In the long run, people listen for the programming anyway, not the call letters. Even for those who remember discontinued heritage calls when stations have brought them back, it's really just a short-lived novelty. Ultimately the station's success will stand on whether people are listening to it's current programming, not it's call letters.
 
It's all true. Take a look at Chicago, where WLS was a legendary top 40 station well into the 1980s. When ABC/Citadel-owned WZZN went to the "True Oldies" format, they could have easily opted to identify with those calls as they are essentially the FM iteration of WLS. However, they did not rebrand as WLS-FM - choosing for the simple moniker of 94.7 Chicago's True Oldies. ABC just didn't feel that there was enough value in the rebranding to spend money on changing the calls.

Mind you, that is with the extremely well established branding of "WLS" in the company stable. Granted they initially went pretty low budget with 94.7 - which is now pretty successful - but it still would not have been difficult to do.

So, by the same token, trying to revive the WMEX calls - which are less well known in this market than the above example - is just not worth the trouble or expense.
 
So, by the same token, trying to revive the WMEX calls - which are less well known in this market than the above example - is just not worth the trouble or expense.

Exactly. Especially when you consider that WMEX's days in the sun were so long ago that they may as well have been on a different planet. That station, the famous one, is remembered by aging baby boomers (like me) who remember the 'homework wars' when "MEX and 'BZ, and talent like Arnie and Bruce Bradley, were slugging it out for the high school crowd.

They've had a couple of iterations since they were originally dropped 30 years ago, and they haven't worked their magic for anyone, although GM, playing the nostalgia angle (WMEX is BACK!!!), gave it a pretty good shot until they were buried when 'MRQ flipped.

Right now, I think Boston only has a couple of calls which would be worth the expense associated with acquiring them if they became available. WBZ for sure. WXKS and WBCN probably. WODS could obviously be valuable if you were going to an oldies format, But, that being said, you could put the WBZ calls at 1510 and, with the current programming and signal, it still would be essentially a no-show.
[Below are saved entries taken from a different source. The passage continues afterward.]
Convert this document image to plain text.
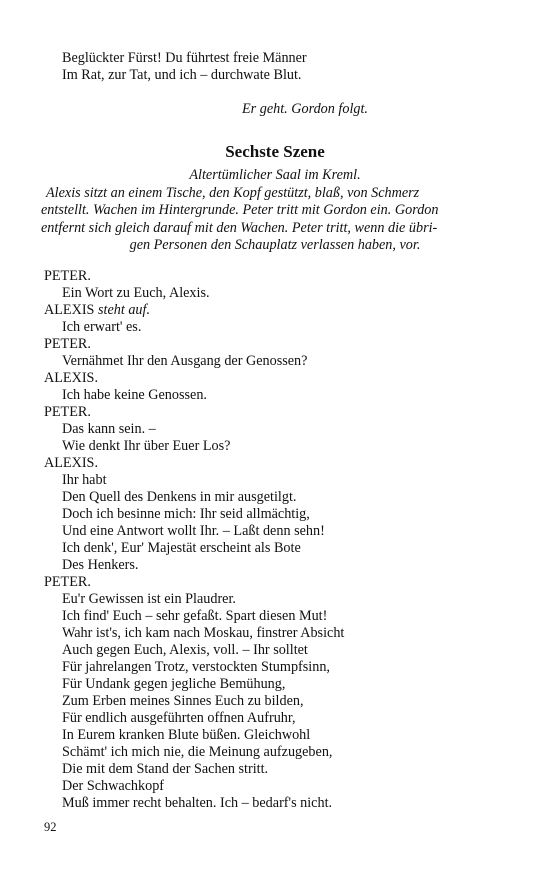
Beglückter Fürst! Du führtest freie Männer
Im Rat, zur Tat, und ich – durchwate Blut.
Er geht. Gordon folgt.
Sechste Szene
Altertümlicher Saal im Kreml.
Alexis sitzt an einem Tische, den Kopf gestützt, blaß, von Schmerz
entstellt. Wachen im Hintergrunde. Peter tritt mit Gordon ein. Gordon
entfernt sich gleich darauf mit den Wachen. Peter tritt, wenn die übri-
gen Personen den Schauplatz verlassen haben, vor.
PETER.
Ein Wort zu Euch, Alexis.
ALEXIS steht auf.
Ich erwart' es.
PETER.
Vernähmet Ihr den Ausgang der Genossen?
ALEXIS.
Ich habe keine Genossen.
PETER.
Das kann sein. –
Wie denkt Ihr über Euer Los?
ALEXIS.
Ihr habt
Den Quell des Denkens in mir ausgetilgt.
Doch ich besinne mich: Ihr seid allmächtig,
Und eine Antwort wollt Ihr. – Laßt denn sehn!
Ich denk', Eur' Majestät erscheint als Bote
Des Henkers.
PETER.
Eu'r Gewissen ist ein Plaudrer.
Ich find' Euch – sehr gefaßt. Spart diesen Mut!
Wahr ist's, ich kam nach Moskau, finstrer Absicht
Auch gegen Euch, Alexis, voll. – Ihr solltet
Für jahrelangen Trotz, verstockten Stumpfsinn,
Für Undank gegen jegliche Bemühung,
Zum Erben meines Sinnes Euch zu bilden,
Für endlich ausgeführten offnen Aufruhr,
In Eurem kranken Blute büßen. Gleichwohl
Schämt' ich mich nie, die Meinung aufzugeben,
Die mit dem Stand der Sachen stritt.
Der Schwachkopf
Muß immer recht behalten. Ich – bedarf's nicht.
92
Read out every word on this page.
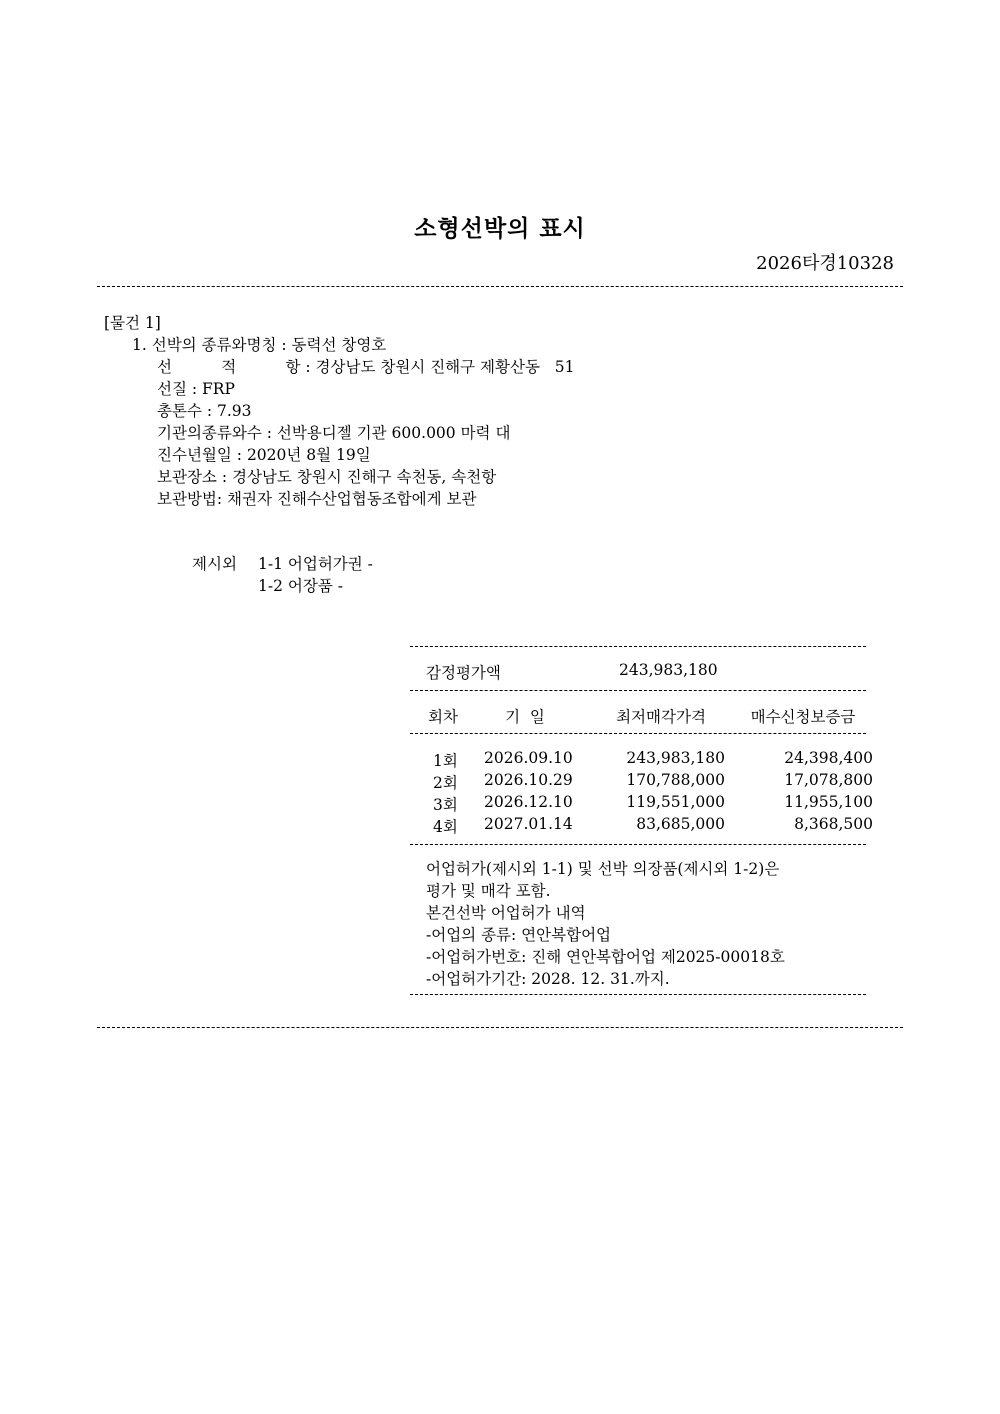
소형선박의 표시
2026타경10328
[물건 1]
1. 선박의 종류와명칭 : 동력선 창영호
선          적          항 : 경상남도 창원시 진해구 제황산동   51
선질 : FRP
총톤수 : 7.93
기관의종류와수 : 선박용디젤 기관 600.000 마력 대
진수년월일 : 2020년 8월 19일
보관장소 : 경상남도 창원시 진해구 속천동, 속천항
보관방법: 채권자 진해수산업협동조합에게 보관
제시외 1-1 어업허가권 -
1-2 어장품 -
감정평가액	243,983,180
회차	기  일	최저매각가격	매수신청보증금
1회 2026.09.10	243,983,180	24,398,400
2회 2026.10.29	170,788,000	17,078,800
3회 2026.12.10	119,551,000	11,955,100
4회 2027.01.14	83,685,000	8,368,500
어업허가(제시외 1-1) 및 선박 의장품(제시외 1-2)은
평가 및 매각 포함.
본건선박 어업허가 내역
-어업의 종류: 연안복합어업
-어업허가번호: 진해 연안복합어업 제2025-00018호
-어업허가기간: 2028. 12. 31.까지.
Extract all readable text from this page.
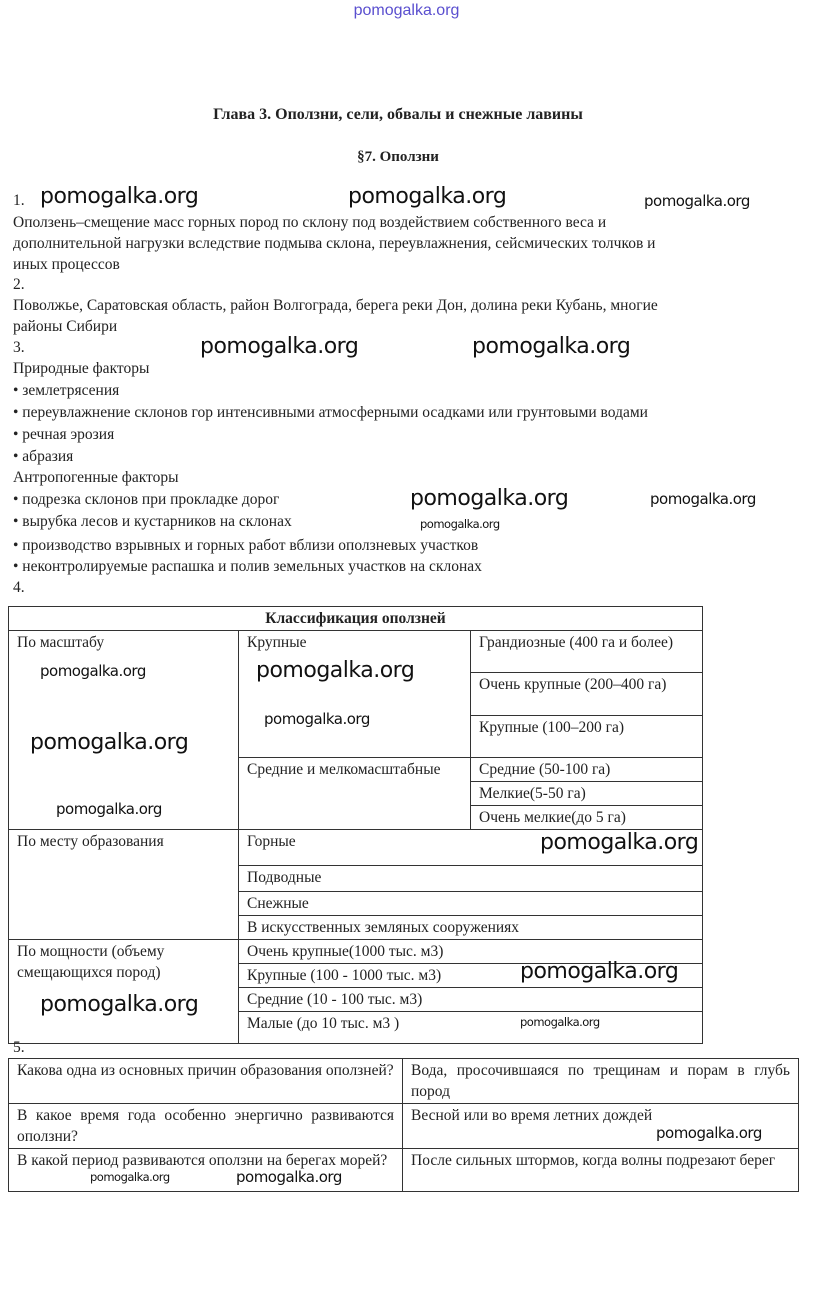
pomogalka.org
Глава 3. Оползни, сели, обвалы и снежные лавины
§7. Оползни
1.
Оползень–смещение масс горных пород по склону под воздействием собственного веса и
дополнительной нагрузки вследствие подмыва склона, переувлажнения, сейсмических толчков и
иных процессов
2.
Поволжье, Саратовская область, район Волгограда, берега реки Дон, долина реки Кубань, многие
районы Сибири
3.
Природные факторы
• землетрясения
• переувлажнение склонов гор интенсивными атмосферными осадками или грунтовыми водами
• речная эрозия
• абразия
Антропогенные факторы
• подрезка склонов при прокладке дорог
• вырубка лесов и кустарников на склонах
• производство взрывных и горных работ вблизи оползневых участков
• неконтролируемые распашка и полив земельных участков на склонах
4.
Классификация оползней		
По масштабу	Крупные	Грандиозные (400 га и более)
		Очень крупные (200–400 га)
		Крупные (100–200 га)
	Средние и мелкомасштабные	Средние (50-100 га)
		Мелкие(5-50 га)
		Очень мелкие(до 5 га)
По месту образования	Горные	
	Подводные	
	Снежные	
	В искусственных земляных сооружениях	
По мощности (объему смещающихся пород)	Очень крупные(1000 тыс. м3)	
	Крупные (100 - 1000 тыс. м3)	
	Средние (10 - 100 тыс. м3)	
	Малые (до 10 тыс. м3 )	
5.
Какова одна из основных причин образования оползней?	Вода, просочившаяся по трещинам и порам в глубь пород
В какое время года особенно энергично развиваются оползни?	Весной или во время летних дождей
В какой период развиваются оползни на берегах морей?	После сильных штормов, когда волны подрезают берег
pomogalka.org	pomogalka.org	pomogalka.org
pomogalka.org	pomogalka.org
pomogalka.org	pomogalka.org
pomogalka.org
pomogalka.org	pomogalka.org
pomogalka.org
pomogalka.org
pomogalka.org
pomogalka.org
pomogalka.org
pomogalka.org
pomogalka.org
pomogalka.org
pomogalka.org	pomogalka.org
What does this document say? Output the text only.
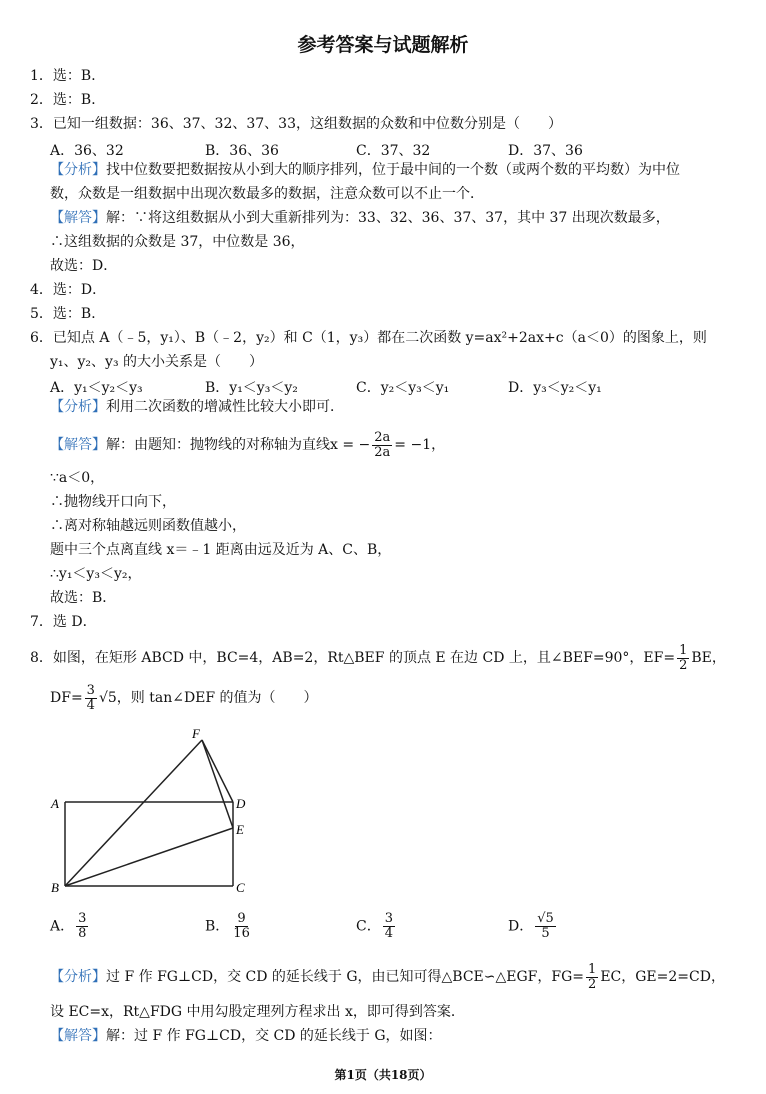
参考答案与试题解析
1．选：B．
2．选：B．
3．已知一组数据：36、37、32、37、33，这组数据的众数和中位数分别是（　　）
A．36、32	B．36、36	C．37、32	D．37、36
【分析】找中位数要把数据按从小到大的顺序排列，位于最中间的一个数（或两个数的平均数）为中位
数，众数是一组数据中出现次数最多的数据，注意众数可以不止一个．
【解答】解：∵将这组数据从小到大重新排列为：33、32、36、37、37，其中 37 出现次数最多，
∴这组数据的众数是 37，中位数是 36，
故选：D．
4．选：D．
5．选：B．
6．已知点 A（﹣5，y₁）、B（﹣2，y₂）和 C（1，y₃）都在二次函数 y=ax²+2ax+c（a＜0）的图象上，则
y₁、y₂、y₃ 的大小关系是（　　）
A．y₁＜y₂＜y₃	B．y₁＜y₃＜y₂	C．y₂＜y₃＜y₁	D．y₃＜y₂＜y₁
【分析】利用二次函数的增减性比较大小即可．
【解答】解：由题知：抛物线的对称轴为直线x = − $\frac{2a}{2a} = -1$，
∵a＜0，
∴抛物线开口向下，
∴离对称轴越远则函数值越小，
题中三个点离直线 x＝﹣1 距离由远及近为 A、C、B，
∴y₁＜y₃＜y₂，
故选：B．
7．选 D．
8．如图，在矩形 ABCD 中，BC=4，AB=2，Rt△BEF 的顶点 E 在边 CD 上，且∠BEF=90°，$EF= \frac{1}{2}$ BE，
$DF= \frac{3}{4} √5$，则 tan∠DEF 的值为（　　）
A
B	C
D
E
F
A． $\frac{3}{8}$	B． $\frac{9}{16}$	C． $\frac{3}{4}$	D． $\frac{√5}{5}$
【分析】过 F 作 FG⊥CD，交 CD 的延长线于 G，由已知可得△BCE∽△EGF，$FG= \frac{1}{2}$ EC，GE=2=CD，
设 EC=x，Rt△FDG 中用勾股定理列方程求出 x，即可得到答案．
【解答】解：过 F 作 FG⊥CD，交 CD 的延长线于 G，如图：
第1页（共18页）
Heard a spanish station was going after them.......
............WeMEXico is thier tag!


Deja vu, all over again. It's been done. After the calls were dropped locally in favor of WITS, they were picked up by an Ohio station programming Latino to a base including a substantial number of Mexican migrants who were working the local groves, fields and orchards. That owner was the one who sold them to Greater Media in the mid 80s.